Had the 512 bit vector been passed by value from clang codegen, both functions would have been tagged with a min-legal-vector-width=512 function attribute. That would make them be legalized the same way.

I observed this issue in 32-bit mode where a union containing a 512 bit vector was being passed by a function that used intrinsics to one that did not. The caller ended up passing in zmm0 and the callee tried to read it from ymm0 and ymm1.

The fix implemented here is just to consider it a mismatch if two functions would handle 512 bit differently without looking at the types that are being considered.
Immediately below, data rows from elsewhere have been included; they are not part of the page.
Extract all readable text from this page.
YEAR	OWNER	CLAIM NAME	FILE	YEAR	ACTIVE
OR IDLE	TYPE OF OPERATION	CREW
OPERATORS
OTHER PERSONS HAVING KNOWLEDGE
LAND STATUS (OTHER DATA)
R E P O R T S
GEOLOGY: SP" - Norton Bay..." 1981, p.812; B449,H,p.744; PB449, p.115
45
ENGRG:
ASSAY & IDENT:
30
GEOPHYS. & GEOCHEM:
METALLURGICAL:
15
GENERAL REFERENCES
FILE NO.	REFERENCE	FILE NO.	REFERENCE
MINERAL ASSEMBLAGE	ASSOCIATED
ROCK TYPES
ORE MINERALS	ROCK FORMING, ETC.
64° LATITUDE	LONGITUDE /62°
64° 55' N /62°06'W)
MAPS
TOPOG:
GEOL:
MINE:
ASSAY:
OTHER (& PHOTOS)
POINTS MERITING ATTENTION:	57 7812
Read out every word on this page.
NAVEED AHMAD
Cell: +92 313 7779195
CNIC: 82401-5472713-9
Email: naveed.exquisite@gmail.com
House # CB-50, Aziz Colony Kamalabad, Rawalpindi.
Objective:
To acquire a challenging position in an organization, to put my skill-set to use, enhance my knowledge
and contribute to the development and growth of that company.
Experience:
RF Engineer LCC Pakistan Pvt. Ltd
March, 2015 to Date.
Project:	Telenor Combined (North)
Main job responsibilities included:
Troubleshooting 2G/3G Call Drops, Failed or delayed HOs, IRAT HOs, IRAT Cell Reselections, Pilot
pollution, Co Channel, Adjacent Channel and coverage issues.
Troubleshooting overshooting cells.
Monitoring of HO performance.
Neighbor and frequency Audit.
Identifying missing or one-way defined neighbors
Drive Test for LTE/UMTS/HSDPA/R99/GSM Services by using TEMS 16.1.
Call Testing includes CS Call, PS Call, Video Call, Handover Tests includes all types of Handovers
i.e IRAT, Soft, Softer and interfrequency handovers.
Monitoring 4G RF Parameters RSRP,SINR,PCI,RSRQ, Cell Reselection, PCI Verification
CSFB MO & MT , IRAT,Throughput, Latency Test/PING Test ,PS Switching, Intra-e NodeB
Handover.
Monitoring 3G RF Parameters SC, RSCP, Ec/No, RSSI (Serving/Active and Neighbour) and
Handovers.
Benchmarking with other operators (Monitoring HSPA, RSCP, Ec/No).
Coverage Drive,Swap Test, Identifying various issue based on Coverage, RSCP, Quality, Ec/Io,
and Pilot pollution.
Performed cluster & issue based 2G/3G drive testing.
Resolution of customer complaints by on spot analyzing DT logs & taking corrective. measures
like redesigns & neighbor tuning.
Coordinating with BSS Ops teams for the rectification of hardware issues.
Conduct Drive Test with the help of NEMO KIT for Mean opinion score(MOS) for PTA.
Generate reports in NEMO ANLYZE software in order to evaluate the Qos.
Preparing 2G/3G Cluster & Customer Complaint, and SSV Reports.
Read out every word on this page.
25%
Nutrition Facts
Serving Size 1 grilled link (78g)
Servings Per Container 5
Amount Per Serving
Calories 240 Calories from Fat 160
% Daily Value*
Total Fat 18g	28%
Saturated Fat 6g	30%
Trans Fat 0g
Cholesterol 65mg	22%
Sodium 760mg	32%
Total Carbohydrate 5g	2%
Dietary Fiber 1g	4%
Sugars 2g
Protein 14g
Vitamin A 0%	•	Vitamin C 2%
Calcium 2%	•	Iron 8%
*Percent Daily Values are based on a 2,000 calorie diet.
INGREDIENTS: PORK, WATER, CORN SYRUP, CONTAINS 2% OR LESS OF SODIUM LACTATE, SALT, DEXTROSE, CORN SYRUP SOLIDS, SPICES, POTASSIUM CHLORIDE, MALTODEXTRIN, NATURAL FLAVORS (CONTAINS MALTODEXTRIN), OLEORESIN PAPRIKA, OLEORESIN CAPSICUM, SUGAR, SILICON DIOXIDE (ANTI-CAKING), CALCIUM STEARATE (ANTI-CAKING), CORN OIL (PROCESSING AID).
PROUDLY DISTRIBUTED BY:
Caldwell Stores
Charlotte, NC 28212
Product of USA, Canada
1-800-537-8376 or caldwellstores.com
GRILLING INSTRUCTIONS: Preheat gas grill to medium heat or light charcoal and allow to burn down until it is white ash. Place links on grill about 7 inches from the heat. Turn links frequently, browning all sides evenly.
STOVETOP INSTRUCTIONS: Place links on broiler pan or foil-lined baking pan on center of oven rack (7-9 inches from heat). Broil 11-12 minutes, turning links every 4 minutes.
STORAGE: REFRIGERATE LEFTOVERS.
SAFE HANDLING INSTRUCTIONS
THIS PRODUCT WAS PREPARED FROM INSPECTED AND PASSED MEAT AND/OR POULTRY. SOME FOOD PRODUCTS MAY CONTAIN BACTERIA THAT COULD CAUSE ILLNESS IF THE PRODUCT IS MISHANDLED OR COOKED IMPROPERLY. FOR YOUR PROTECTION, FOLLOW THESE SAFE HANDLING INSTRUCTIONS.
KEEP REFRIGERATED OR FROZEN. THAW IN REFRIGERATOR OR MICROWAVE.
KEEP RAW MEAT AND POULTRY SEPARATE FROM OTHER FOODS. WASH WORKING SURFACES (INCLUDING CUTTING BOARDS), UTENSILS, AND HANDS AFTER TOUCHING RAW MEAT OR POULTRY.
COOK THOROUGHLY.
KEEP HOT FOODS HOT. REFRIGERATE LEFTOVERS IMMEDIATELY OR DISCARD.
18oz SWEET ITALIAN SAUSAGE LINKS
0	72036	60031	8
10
This is the easist and safest fix, but it can be improved in the future.

Diff Detail

Repository
rL LLVM

Event Timeline

craig.topper created this revision.Feb 19 2019, 9:36 AM
echristo added inline comments.Feb 19 2019, 9:50 AM
lib/Target/X86/X86TargetTransformInfo.cpp
3085–3089 ↗(On Diff #187394)

I'm guessing removing the single use local variables is much less readable than having them?

craig.topper marked an inline comment as done.Feb 19 2019, 10:02 AM
craig.topper added inline comments.
lib/Target/X86/X86TargetTransformInfo.cpp
3085–3089 ↗(On Diff #187394)

clang-format gave me this

return static_cast<const X86Subtarget *>(TM.getSubtargetImpl(*Caller))
           ->useAVX512Regs() ==
       static_cast<const X86Subtarget *>(TM.getSubtargetImpl(*Callee))
           ->useAVX512Regs();
echristo added inline comments.Feb 19 2019, 10:05 AM
lib/Target/X86/X86TargetTransformInfo.cpp
3085–3089 ↗(On Diff #187394)

Actually:

class X86TTIImpl : public BasicTTIImplBase<X86TTIImpl> {

typedef BasicTTIImplBase<X86TTIImpl> BaseT;
typedef TargetTransformInfo TTI;
friend BaseT;

const X86Subtarget *ST;
const X86TargetLowering *TLI;

The subtarget is already there :)

Use TM.getSubtarget<X86Subtarget> to shorten code.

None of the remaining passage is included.